As reported by the St. Louis Post‑Dispatch, regional officials said the MLK span is being targeted for full replacement and that planning level estimates put the project near $629 million. According to the Post‑Dispatch account, they discussed the proposal publicly but stopped short of naming a final funding package.
The $629 million figure appears on the St. Louis Regional Freightway’s priority projects list and is drawn from the East‑West Gateway “Connected 2050” long range plan, which labels the MLK replacement as a high priority freight and access project. St. Louis Regional Freightway materials place the bridge among the region’s top freight needs and attach the planning level cost estimate.
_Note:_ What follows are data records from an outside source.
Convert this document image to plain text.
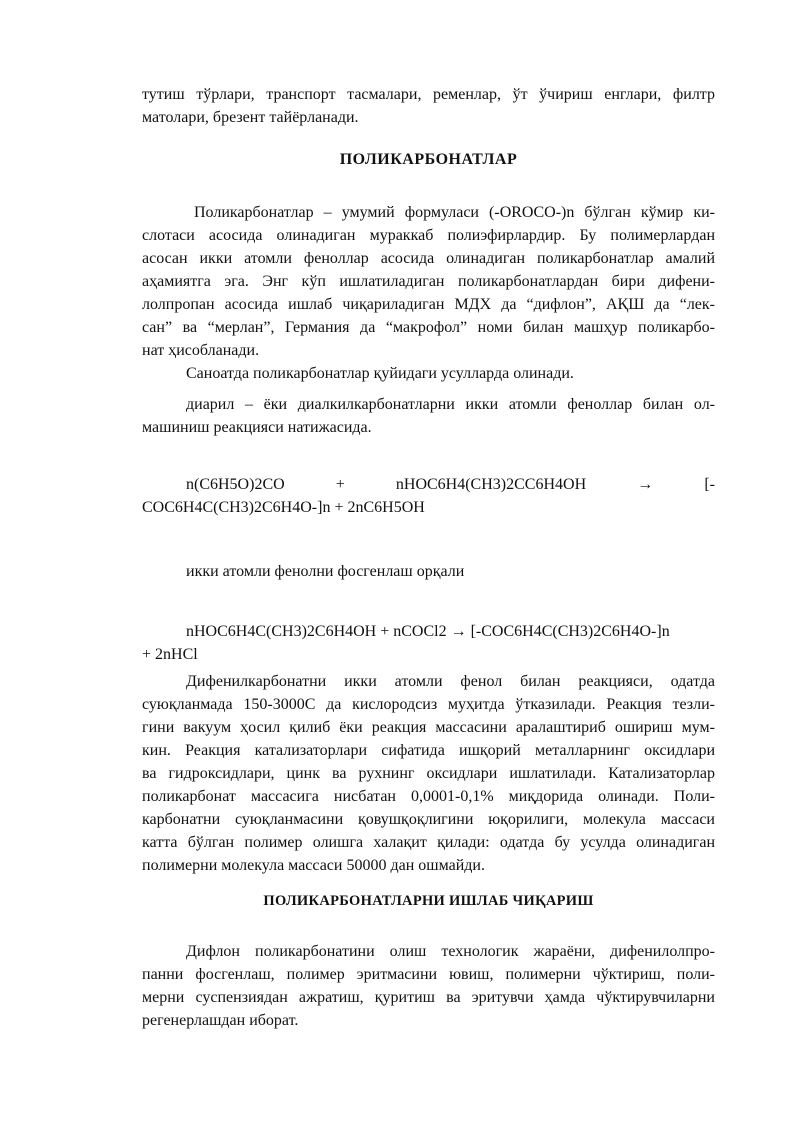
тутиш тўрлари, транспорт тасмалари, ременлар, ўт ўчириш енглари, филтр
матолари, брезент тайёрланади.

ПОЛИКАРБОНАТЛАР

Поликарбонатлар – умумий формуласи (-OROCO-)n бўлган кўмир ки-
слотаси асосида олинадиган мураккаб полиэфирлардир. Бу полимерлардан
асосан икки атомли феноллар асосида олинадиган поликарбонатлар амалий
аҳамиятга эга. Энг кўп ишлатиладиган поликарбонатлардан бири дифени-
лолпропан асосида ишлаб чиқариладиган МДХ да “дифлон”, АҚШ да “лек-
сан” ва “мерлан”, Германия да “макрофол” номи билан машҳур поликарбо-
нат ҳисобланади.

Саноатда поликарбонатлар қуйидаги усулларда олинади.

диарил – ёки диалкилкарбонатларни икки атомли феноллар билан ол-
машиниш реакцияси натижасида.

n(C6H5O)2CO	+	nHOC6H4(CH3)2CC6H4OH	→	[-
COC6H4C(CH3)2C6H4O-]n + 2nC6H5OH

икки атомли фенолни фосгенлаш орқали

nHOC6H4C(CH3)2C6H4OH + nCOCl2 → [-COC6H4C(CH3)2C6H4O-]n
+ 2nHCl

Дифенилкарбонатни икки атомли фенол билан реакцияси, одатда
суюқланмада 150-3000С да кислородсиз муҳитда ўтказилади. Реакция тезли-
гини вакуум ҳосил қилиб ёки реакция массасини аралаштириб ошириш мум-
кин. Реакция катализаторлари сифатида ишқорий металларнинг оксидлари
ва гидроксидлари, цинк ва рухнинг оксидлари ишлатилади. Катализаторлар
поликарбонат массасига нисбатан 0,0001-0,1% миқдорида олинади. Поли-
карбонатни суюқланмасини қовушқоқлигини юқорилиги, молекула массаси
катта бўлган полимер олишга халақит қилади: одатда бу усулда олинадиган
полимерни молекула массаси 50000 дан ошмайди.

ПОЛИКАРБОНАТЛАРНИ ИШЛАБ ЧИҚАРИШ

Дифлон поликарбонатини олиш технологик жараёни, дифенилолпро-
панни фосгенлаш, полимер эритмасини ювиш, полимерни чўктириш, поли-
мерни суспензиядан ажратиш, қуритиш ва эритувчи ҳамда чўктирувчиларни
регенерлашдан иборат.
The Illinois Department of Transportation has already taken a concrete step by advertising Phase I engineering services for a replacement in its Professional Transportation Bulletin, which lists an estimated construction cost of about $400 million. The notice lays out Phase I work that includes a project report, environmental review, bridge condition and hydraulic studies, and preliminary structural design. Illinois Department of Transportation documents also set a 36 month window for completion of the Phase I contract after it is authorized.
What's next
Selection of a Phase I consultant, public outreach and environmental clearances will largely drive the timetable. Those steps have to happen before a final design can be drawn up or a construction contract can be priced. Industry trackers show the procurement moving through the pipeline, and a ConstructConnect listing tied to the IDOT request for qualifications was updated on June 10, 2026, indicating the Phase I solicitation remains active in industry feeds.
Costs and funding
The gap between the roughly $400 million in IDOT’s procurement notice and the $629 million in regional planning documents reflects differences in scope. Long range plans typically roll in approach work, right of way, contingencies and inflation, while a procurement line item can focus on a narrower construction estimate. St. Louis Regional Freightway materials indicate that more detailed study and budgeting will be needed before planners can turn the current planning numbers into a fully funded construction program.
What it means for drivers and freight
Planners and officials say the MLK Bridge is a key river crossing for downtown access and for trucks serving riverfront industries, so any replacement project would have noticeable effects on freight routes and commuter traffic patterns. Regional sources at the riverfront event emphasized the need to synchronize design work, funding and traffic management to limit disruption once design and construction get underway, according to the Post‑Dispatch report.
Officials have not announced a funding package or a construction start date, and the region now appears to be heading into a months long design and study phase that will spell out costs, timelines and public facing detour plans. Observers will be watching IDOT and regional partners for the next round of public meetings and formal design approvals.